RIAU ONLINE, SIAK – Puluhan anak di Kampung 40, Kabupaten Siak, Provinsi Riau, tak mengenyam pendidikan, akibatnya anak-anak tak bisa membaca dan menulis. Tidak hanya itu, sebagian besar warga di wilayah terpencil ini belum memiliki identitas Kartu Tanda Penduduk (KTP).
Kampung 40 adalah sebuah pemukiman yang berada di perbatasan Kabupaten Siak dan Bengkalis. Wilayah ini masuk dalam wilayah Kampung Teluk Lancang, Kecamatan Sungai Mandau, Siak Riau.
Sunar, warga setempat menyebutkan, Kampung 40 terbentuk sejak tahun 2008, dihuni oleh warga pindahan dari luar Provinsi Riau yang membeli lahan dengan harga sekitar Rp15 juta per dua hektare untuk dijadikan tempat tinggal dan sumber penghidupan.
"Awalnya, Kampung 40 dihuni oleh ratusan kepala keluarga (KK). Namun, seiring waktu, jumlah itu menyusut dan kini tersisa 72 KK saja," kata Sunar.
Akses menuju pusat kampung sangat terbatas, warga harus menempuh belasan kilometer melewati teluk atau sungai menggunakan sampan karena tidak tersedia jalan darat.
Sebagai alternatif, warga Kampung 40 biasanya keluar dan masuk melewati Kampung terdekat Tuah Indrapura yang berjarak sekitar 10 kilometer melalui jalan tanah.
Sunar mengeluhkan kondisi warga, terdapat sekitar 50 anak usia sekolah Paud, TK, SD, SMP dan SMA, namun tidak seluruhnya bisa mengenyam pendidikan karena tidak ada sekolah dan tenaga pendidik.
“Dulu sempat dibangun sekolah secara swadaya, kelas jauh dari SD Buantan Lestari. Tapi hanya bertahan beberapa tahun. Lulusan pertama masih dapat ijazah, tapi lulusan kedua tidak. Anak-anak jadi tidak semangat sekolah karena dianggap sia-sia lulus tidak dapat ijazah,” ujar Sunar.
Menurutnya, sekolah tersebut sudah tidak lagi beroperasi selama 9 tahun. Tak hanya itu, di Kampung 40 tidak ada fasilitas kesehatan, listrik bahkan sebagian besar belum memiliki KTP.

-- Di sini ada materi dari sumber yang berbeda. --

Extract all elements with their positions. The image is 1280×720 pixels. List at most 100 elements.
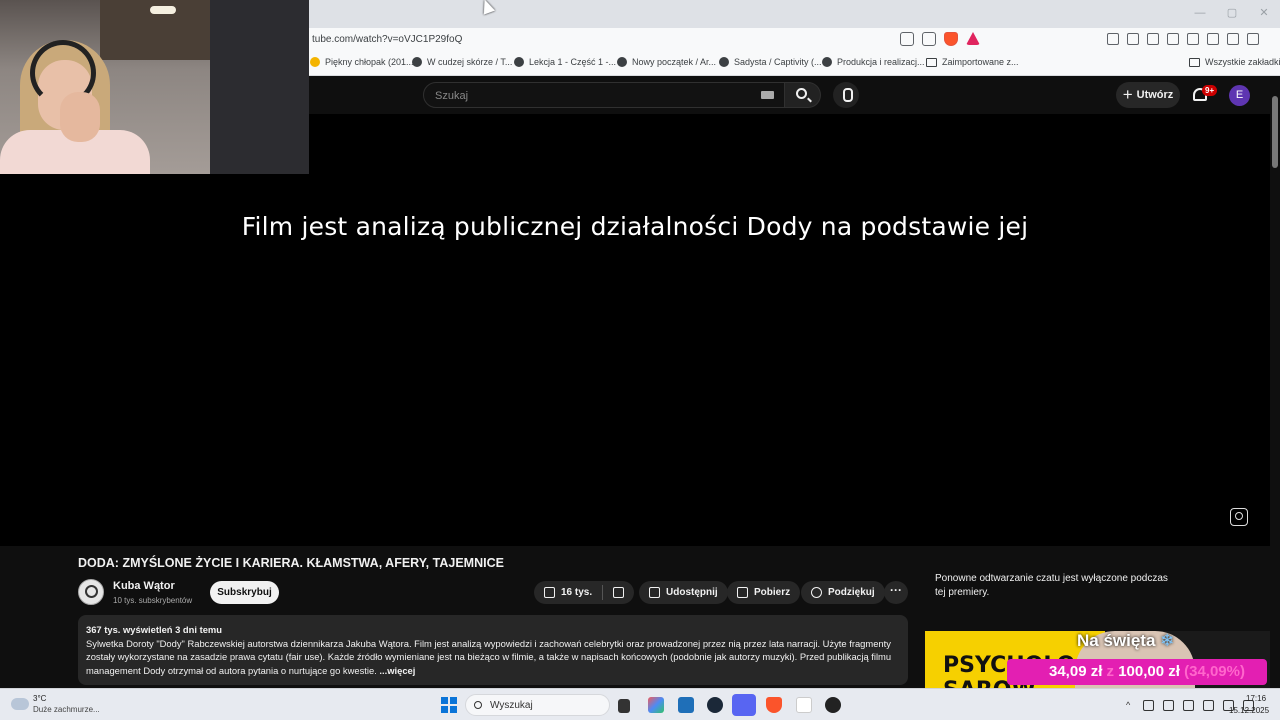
webcam-light bbox=[150, 6, 176, 14]
more-actions-button[interactable]: ··· bbox=[884, 581, 908, 604]
search-input[interactable]: Szukaj bbox=[423, 82, 785, 108]
scrollbar-thumb[interactable] bbox=[1272, 96, 1278, 168]
ad-discount: (34,09%) bbox=[1184, 663, 1245, 680]
share-button[interactable]: Udostępnij bbox=[639, 581, 728, 604]
voice-search-button[interactable] bbox=[833, 82, 859, 108]
media-icon[interactable] bbox=[1147, 33, 1159, 45]
video-subtitle: Film jest analizą publicznej działalnośc… bbox=[241, 212, 1029, 241]
clock-time[interactable]: 17:16 bbox=[1246, 694, 1266, 703]
minimize-button[interactable]: — bbox=[1184, 4, 1216, 22]
leo-ai-icon[interactable] bbox=[1207, 33, 1219, 45]
ad-price-old: 100,00 zł bbox=[1118, 663, 1180, 680]
like-count[interactable]: 16 tys. bbox=[561, 587, 592, 598]
brave-rewards-icon[interactable] bbox=[966, 32, 980, 45]
favicon-icon bbox=[719, 57, 729, 67]
notification-badge: 9+ bbox=[1202, 85, 1218, 96]
microphone-icon[interactable] bbox=[1183, 700, 1194, 711]
wallet-icon[interactable] bbox=[1187, 33, 1199, 45]
thumbs-down-icon[interactable] bbox=[613, 587, 625, 598]
search-button[interactable] bbox=[785, 82, 821, 108]
steam-icon[interactable] bbox=[707, 697, 723, 713]
bookmark-item[interactable]: W cudzej skórze / T... bbox=[412, 57, 512, 67]
show-more-link[interactable]: ...więcej bbox=[379, 665, 415, 676]
bookmark-item[interactable]: Produkcja i realizacj... bbox=[822, 57, 925, 67]
ad-price-new: 34,09 zł bbox=[1049, 663, 1103, 680]
description-text: Sylwetka Doroty "Dody" Rabczewskiej auto… bbox=[86, 637, 892, 676]
folder-icon bbox=[1189, 57, 1200, 67]
cast-icon[interactable] bbox=[900, 32, 914, 46]
description-box[interactable]: 367 tys. wyświetleń 3 dni temu Sylwetka … bbox=[78, 615, 908, 685]
clock-date[interactable]: 15.12.2025 bbox=[1229, 706, 1269, 715]
share-icon[interactable] bbox=[922, 32, 936, 46]
brave-icon[interactable] bbox=[766, 697, 782, 713]
folder-icon bbox=[926, 57, 937, 67]
channel-avatar[interactable] bbox=[78, 579, 104, 605]
maximize-button[interactable]: ▢ bbox=[1216, 4, 1248, 22]
window-controls: — ▢ ✕ bbox=[1184, 4, 1280, 22]
notepad-icon[interactable] bbox=[796, 697, 812, 713]
menu-icon[interactable] bbox=[1247, 33, 1259, 45]
extensions-icon[interactable] bbox=[1107, 33, 1119, 45]
download-button[interactable]: Pobierz bbox=[727, 581, 801, 604]
weather-desc[interactable]: Duże zachmurze... bbox=[33, 705, 100, 714]
store-icon[interactable] bbox=[678, 697, 694, 713]
vpn-icon[interactable] bbox=[1227, 33, 1239, 45]
video-title: DODA: ZMYŚLONE ŻYCIE I KARIERA. KŁAMSTWA… bbox=[78, 556, 504, 570]
sidebar-icon[interactable] bbox=[1167, 33, 1179, 45]
all-bookmarks[interactable]: Wszystkie zakładki bbox=[1189, 57, 1280, 67]
bookmark-item[interactable]: Piękny chłopak (201... bbox=[310, 57, 414, 67]
page-scrollbar[interactable] bbox=[1270, 76, 1280, 688]
ad-price-from: z bbox=[1106, 663, 1115, 680]
favicon-icon bbox=[310, 57, 320, 67]
windows-taskbar: 3°C Duże zachmurze... Wyszukaj ^ 17:16 1… bbox=[0, 688, 1280, 720]
lens-icon[interactable] bbox=[1230, 508, 1248, 526]
bookmark-item[interactable]: Lekcja 1 - Część 1 -... bbox=[514, 57, 616, 67]
webcam-wall bbox=[210, 0, 309, 174]
divider bbox=[602, 585, 604, 600]
url-field[interactable]: tube.com/watch?v=oVJC1P29foQ bbox=[312, 34, 462, 45]
avatar[interactable]: E bbox=[1229, 85, 1250, 106]
keyboard-icon[interactable] bbox=[761, 91, 774, 99]
screen: — ▢ ✕ tube.com/watch?v=oVJC1P29foQ Piękn… bbox=[0, 0, 1280, 720]
cloud-icon[interactable] bbox=[11, 698, 29, 710]
tray-expand-icon[interactable]: ^ bbox=[1126, 700, 1134, 711]
copilot-icon[interactable] bbox=[648, 697, 664, 713]
windows-logo-icon bbox=[441, 697, 448, 704]
ad-holiday-text: Na święta ❄ bbox=[1077, 631, 1175, 650]
weather-temp[interactable]: 3°C bbox=[33, 694, 46, 703]
network-icon[interactable] bbox=[1163, 700, 1174, 711]
channel-name[interactable]: Kuba Wątor bbox=[113, 580, 175, 592]
windows-logo-icon bbox=[441, 706, 448, 713]
bookmark-item[interactable]: Nowy początek / Ar... bbox=[617, 57, 716, 67]
display-icon[interactable] bbox=[1203, 700, 1214, 711]
webcam-person-hand bbox=[60, 92, 100, 142]
create-button[interactable]: + Utwórz bbox=[1116, 82, 1180, 108]
discord-icon[interactable] bbox=[732, 694, 756, 716]
task-view-icon[interactable] bbox=[618, 699, 630, 713]
webcam-overlay bbox=[0, 0, 309, 174]
like-dislike-group: 16 tys. bbox=[534, 581, 635, 604]
video-player[interactable]: Film jest analizą publicznej działalnośc… bbox=[0, 114, 1270, 546]
plus-icon: + bbox=[1122, 85, 1133, 104]
brave-shields-icon[interactable] bbox=[944, 32, 958, 46]
ad-banner[interactable]: PSYCHOLOG SAROW Na święta ❄ 34,09 zł z 1… bbox=[925, 631, 1270, 688]
close-button[interactable]: ✕ bbox=[1248, 4, 1280, 22]
search-icon bbox=[796, 88, 807, 99]
heart-dollar-icon bbox=[811, 587, 822, 598]
download-icon bbox=[737, 587, 748, 598]
taskbar-search[interactable]: Wyszukaj bbox=[465, 694, 610, 716]
subscribe-button[interactable]: Subskrybuj bbox=[210, 581, 279, 604]
bookmark-folder[interactable]: Zaimportowane z... bbox=[926, 57, 1019, 67]
obs-icon[interactable] bbox=[825, 697, 841, 713]
extension-icons bbox=[1107, 33, 1259, 45]
onedrive-icon[interactable] bbox=[1143, 700, 1154, 711]
thumbs-up-icon[interactable] bbox=[544, 587, 555, 598]
snowflake-icon: ❄ bbox=[1160, 631, 1175, 650]
bookmark-item[interactable]: Sadysta / Captivity (... bbox=[719, 57, 822, 67]
thanks-button[interactable]: Podziękuj bbox=[801, 581, 885, 604]
favicon-icon bbox=[822, 57, 832, 67]
favicon-icon bbox=[617, 57, 627, 67]
channel-subscribers: 10 tys. subskrybentów bbox=[113, 596, 193, 605]
start-button[interactable] bbox=[441, 697, 457, 713]
screenshot-icon[interactable] bbox=[1127, 33, 1139, 45]
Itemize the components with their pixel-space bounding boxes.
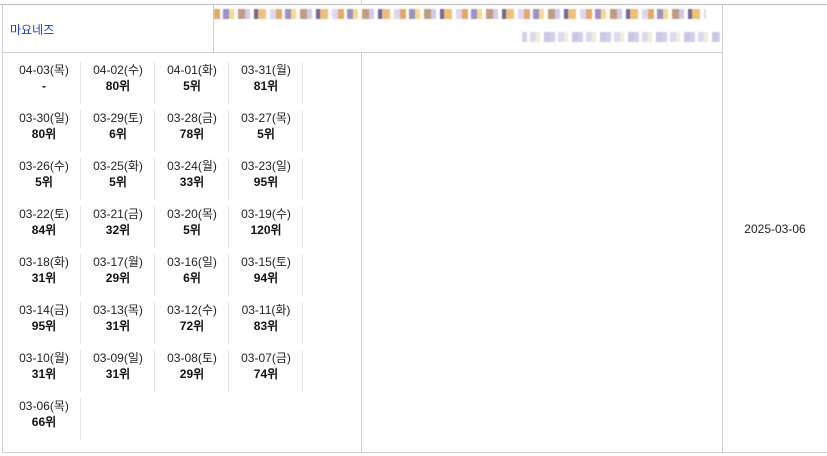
rank-day-value: 95위: [253, 175, 279, 189]
rank-day-cell: 03-28(금) 78위: [156, 110, 229, 152]
rank-day-value: 33위: [179, 175, 205, 189]
rank-day-date: 03-28(금): [167, 111, 217, 125]
rank-day-date: 04-03(목): [19, 63, 69, 77]
rank-day-value: 5위: [183, 223, 201, 237]
rank-day-value: 84위: [31, 223, 57, 237]
rank-day-cell: 03-23(일) 95위: [230, 158, 303, 200]
product-name-link[interactable]: 마요네즈: [10, 21, 54, 38]
rank-day-cell: 03-29(토) 6위: [82, 110, 155, 152]
rank-day-value: 32위: [105, 223, 131, 237]
rank-day-cell: 03-09(일) 31위: [82, 350, 155, 392]
rank-day-value: 81위: [253, 79, 279, 93]
rank-day-date: 03-17(월): [93, 255, 143, 269]
rank-day-value: 31위: [31, 271, 57, 285]
rank-day-value: 29위: [179, 367, 205, 381]
rank-day-cell: 03-13(목) 31위: [82, 302, 155, 344]
rank-day-cell: 03-25(화) 5위: [82, 158, 155, 200]
rank-day-date: 03-18(화): [19, 255, 69, 269]
rank-day-value: 5위: [35, 175, 53, 189]
rank-day-date: 04-02(수): [93, 63, 143, 77]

Menurutnya, sekarang warga yang memiliki penghasilan lebih memilih menyewa rumah di kampung terdekat seperti Tuah Indrapura, Buantan Lestari, Kemuning Muda dan Buantan Besar agar anak-anak mereka bisa bersekolah. Namun, hal itu tentu tidak bisa dilakukan oleh semua warga.
“Yang tidak mampu menyewa rumah, anaknya tidak sekolah. Mereka hanya bermain di parit, atau ikut orang tua ke ladang,” imbuhnya.
Masalah lain yang dihadapi warga adalah soal administrasi kependudukan. Sebagian besar dari mereka belum memiliki KTP, dan hanya segelintir yang memiliki KTP dari kampung sekitar seperti Tuah Indrapura, Buantan Besar, atau bahkan Dayun.
Warga berharap pemerintah daerah dan pusat memberi perhatian serius terhadap nasib pendidikan dan administrasi kependudukan di Kampung 40. Mereka mendambakan hadirnya sekolah yang layak agar anak-anak di kampung itu tidak terus tertinggal.